As a human, I am offended. I should not have to prove my love to anyone. I should not have to explain how I see stars in her eyes, or the roses on her cheeks. How when I run my fingers over her soft skin, and feel her breath catch and her heart still for a second, it sends chills down my spine, catching my nerves on fire. I should not have to prove how beautiful I find her, or how she captivates me. I should not have to stand here, and explain to someone why I should be allowed to spend my life with her, just as a woman falls in love with a man, or how a man sees a woman. My love, is genuine. Just as much as anyone else’s.
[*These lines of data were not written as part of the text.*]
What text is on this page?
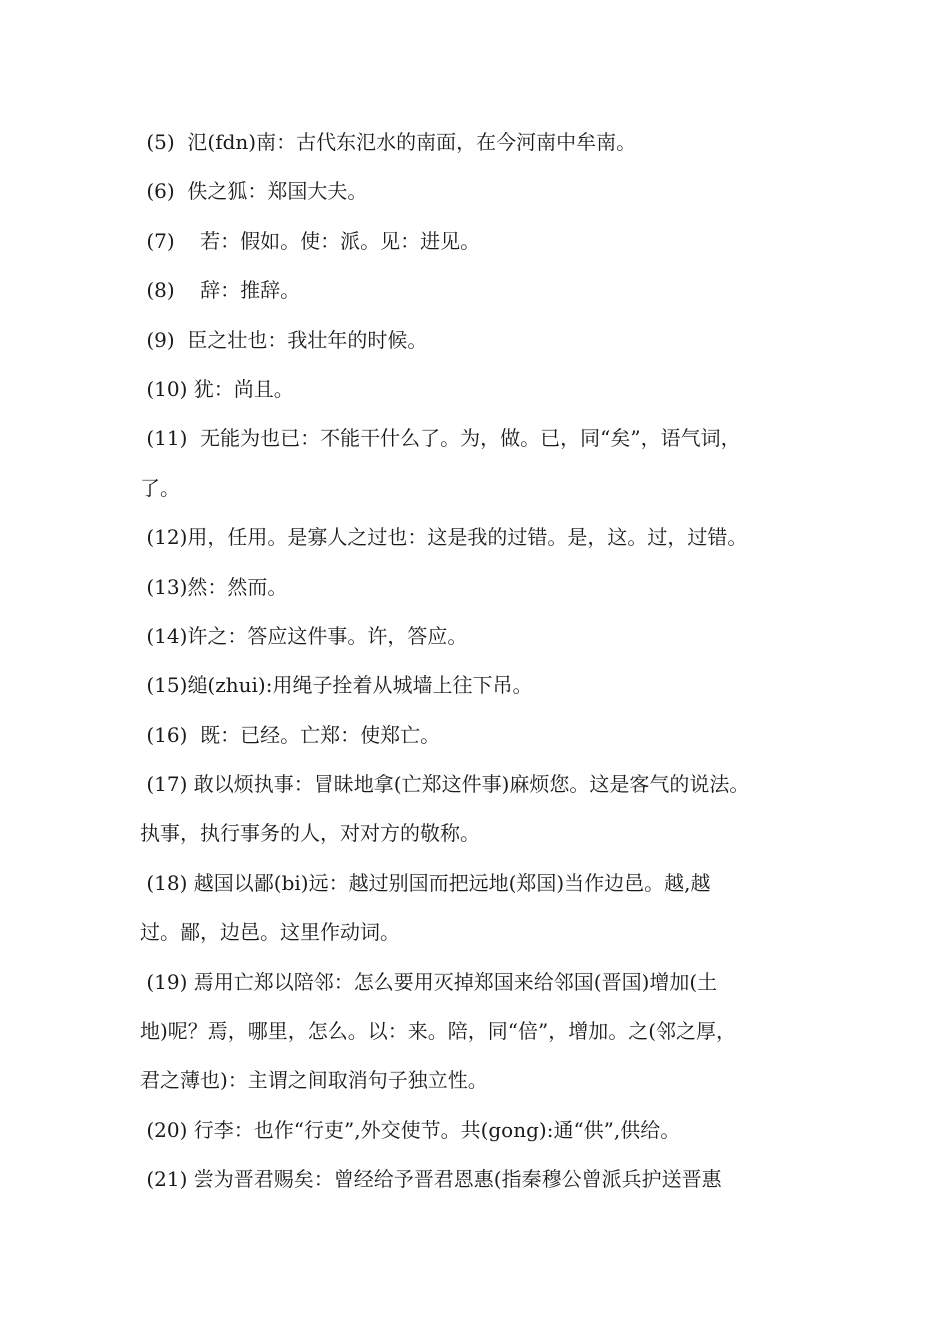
(5)  氾(fdn)南：古代东氾水的南面，在今河南中牟南。
(6)  佚之狐：郑国大夫。
(7)    若：假如。使：派。见：进见。
(8)    辞：推辞。
(9)  臣之壮也：我壮年的时候。
(10) 犹：尚且。
(11)  无能为也已：不能干什么了。为，做。已，同“矣”，语气词，
了。
(12)用，任用。是寡人之过也：这是我的过错。是，这。过，过错。
(13)然：然而。
(14)许之：答应这件事。许，答应。
(15)缒(zhui):用绳子拴着从城墙上往下吊。
(16)  既：已经。亡郑：使郑亡。
(17) 敢以烦执事：冒昧地拿(亡郑这件事)麻烦您。这是客气的说法。
执事，执行事务的人，对对方的敬称。
(18) 越国以鄙(bi)远：越过别国而把远地(郑国)当作边邑。越,越
过。鄙，边邑。这里作动词。
(19) 焉用亡郑以陪邻：怎么要用灭掉郑国来给邻国(晋国)增加(土
地)呢？焉，哪里，怎么。以：来。陪，同“倍”，增加。之(邻之厚，
君之薄也)：主谓之间取消句子独立性。
(20) 行李：也作“行吏”,外交使节。共(gong):通“供”,供给。
(21) 尝为晋君赐矣：曾经给予晋君恩惠(指秦穆公曾派兵护送晋惠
I have felt heartbreaks. I have screamed and cried over girls I thought were my one. I have healed and moved on, and grown as a person from them. Do not tell me my love is not authentic, simply because it is a love you do not share. Do not be so entitled to think that you can try to change my identity, or force me to give you what you want. Do not expect me to be grateful of your attention, simply because it has been given to me, that you find me a attractive enough to get it. When I hold my girlfriend’s hand, there is no need to stare. I am expressing how much she means, and that when we go out, I am so proud. Not because I’m gay or “different”, but because she finds me wonderful enough to hold my hand as well.
As a soul, I simply wish to stretch my boundaries as far as they go.